Enfin, il arrive que, dans certains cas, les aspirations des malades soient en contradiction avec les convictions personnelles des soignants. Ces situations conduisent à ce que, dans certains services, le traitement adéquat ne puisse être prodigué au bon moment. La médecine elle-même est parfois désarmée : elle ne parvient pas toujours à soulager la douleur physique et à prendre en charge la souffrance psychique des malades en fin de vie.
Le deuxième point mis en lumière par le rapport Sicard, c'est que la législation en vigueur est mal connue. Près de la moitié des Français ignorent ainsi que la loi de 2005 autorise les patients à demander aux médecins l'arrêt des traitements qui les maintiennent en vie, et seuls 2,5 % d'entre eux ont rédigé des directives anticipées, ce qui n'est d'ailleurs pas une chose facile à faire. Au-delà même de l'ignorance de la loi, celle-ci est mal comprise par nos concitoyens. Elle est perçue comme un texte qui prend le parti des médecins et les protège.
Cette méconnaissance des droits montre que la prise en charge de la fin de vie reste un sujet difficile à aborder dans notre pays. Il se heurte à la prégnance de la culture curative autour de laquelle s'est construite notre médecine. Ce constat est d'autant plus alarmant que la première volonté qu'expriment les Français face à la mort, c'est de pouvoir rester maîtres de leur choix. Il ressort ainsi très nettement des débats conduits par la commission Sicard que nos concitoyens refusent que l'on puisse décider à leur place et que des médecins décident à la place des malades.
Dans le même temps, j'entends les réticences des soignants, formés à sauver des vies. Faut-il d'ailleurs chercher à dépasser ces réticences ? Est-ce aux soignants de décider et d'agir ?
Mal connue, peu appliquée, la législation en vigueur – et c'est le troisième élément qui ressort de ce rapport – ne permet pas de répondre à toutes les situations auxquelles sont confrontés les malades et leur famille. Je pense, par exemple, aux personnes dont les traitements ne parviennent pas à apaiser la souffrance physique.
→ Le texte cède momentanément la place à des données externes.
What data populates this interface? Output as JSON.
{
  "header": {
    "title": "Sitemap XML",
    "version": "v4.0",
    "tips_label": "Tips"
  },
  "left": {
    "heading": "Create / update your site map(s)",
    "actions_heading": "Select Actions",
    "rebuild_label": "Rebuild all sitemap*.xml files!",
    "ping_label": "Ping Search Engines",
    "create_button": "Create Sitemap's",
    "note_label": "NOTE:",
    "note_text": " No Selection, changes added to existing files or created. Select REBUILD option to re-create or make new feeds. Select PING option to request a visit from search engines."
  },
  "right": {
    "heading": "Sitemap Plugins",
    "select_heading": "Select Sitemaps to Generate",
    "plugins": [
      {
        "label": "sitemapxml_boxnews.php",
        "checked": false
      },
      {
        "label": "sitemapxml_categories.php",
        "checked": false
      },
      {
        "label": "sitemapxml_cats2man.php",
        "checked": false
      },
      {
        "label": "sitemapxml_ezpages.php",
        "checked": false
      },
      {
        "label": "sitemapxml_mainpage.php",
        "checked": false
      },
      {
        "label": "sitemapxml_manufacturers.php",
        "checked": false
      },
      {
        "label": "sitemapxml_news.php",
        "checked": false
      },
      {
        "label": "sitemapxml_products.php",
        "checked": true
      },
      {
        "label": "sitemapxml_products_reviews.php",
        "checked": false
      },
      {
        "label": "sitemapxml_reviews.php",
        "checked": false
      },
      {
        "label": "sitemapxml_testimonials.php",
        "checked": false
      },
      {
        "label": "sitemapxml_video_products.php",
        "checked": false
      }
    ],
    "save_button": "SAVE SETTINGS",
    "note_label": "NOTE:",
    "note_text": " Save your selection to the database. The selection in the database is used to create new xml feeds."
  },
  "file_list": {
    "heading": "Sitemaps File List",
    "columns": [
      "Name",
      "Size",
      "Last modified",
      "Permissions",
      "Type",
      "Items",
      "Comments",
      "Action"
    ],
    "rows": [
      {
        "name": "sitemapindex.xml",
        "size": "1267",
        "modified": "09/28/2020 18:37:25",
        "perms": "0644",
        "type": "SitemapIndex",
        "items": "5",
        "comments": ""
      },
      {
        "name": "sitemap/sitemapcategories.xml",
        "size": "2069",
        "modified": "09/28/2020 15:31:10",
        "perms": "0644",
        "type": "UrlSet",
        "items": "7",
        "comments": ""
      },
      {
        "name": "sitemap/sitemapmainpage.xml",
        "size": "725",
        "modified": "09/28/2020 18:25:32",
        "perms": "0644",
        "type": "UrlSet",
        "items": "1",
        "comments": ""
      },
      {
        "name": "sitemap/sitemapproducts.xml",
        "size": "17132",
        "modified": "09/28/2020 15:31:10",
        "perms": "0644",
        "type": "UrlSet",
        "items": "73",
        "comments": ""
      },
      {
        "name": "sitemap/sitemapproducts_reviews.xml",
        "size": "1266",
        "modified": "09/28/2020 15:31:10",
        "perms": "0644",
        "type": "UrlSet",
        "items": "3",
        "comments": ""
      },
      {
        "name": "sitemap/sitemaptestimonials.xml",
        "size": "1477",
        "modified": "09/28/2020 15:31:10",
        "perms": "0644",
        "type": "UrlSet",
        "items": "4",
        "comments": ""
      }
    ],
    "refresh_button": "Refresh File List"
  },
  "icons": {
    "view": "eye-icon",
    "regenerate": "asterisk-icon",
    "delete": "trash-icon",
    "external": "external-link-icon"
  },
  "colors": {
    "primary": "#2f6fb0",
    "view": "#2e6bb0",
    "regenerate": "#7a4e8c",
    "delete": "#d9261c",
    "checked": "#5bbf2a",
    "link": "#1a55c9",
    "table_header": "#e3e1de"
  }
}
Mais, comme je l'indiquais au début de mon propos, la question de la fin de vie ne se limite pas aux derniers jours, aux dernières semaines, ni au seul degré de douleur du patient. Elle est intimement liée à celle de l'autonomie et de la dimension existentielle de la maladie.
C'est le cas pour les patients qui luttent contre une maladie qu'ils savent incurable : ils ne souhaitent pas bénéficier, jusqu'au dernier jour, d'une prise en charge en soins palliatifs et expriment le souhait de mourir. C'est encore le cas pour une personne qui perd ses capacités cognitives et qui, alors même qu'elle est encore en pleine possession de ses moyens, souhaite s'éteindre plus rapidement.
Mesdames et messieurs les députés, le cadre actuel n'est pas suffisant. Il ne permet pas d'apporter de réponse aux souhaits de certains patients. Le silence de la loi les livre à eux-mêmes et à la conscience des médecins qui les accompagnent jusqu'au bout. Ce silence, aucun responsable politique ne peut s'en satisfaire.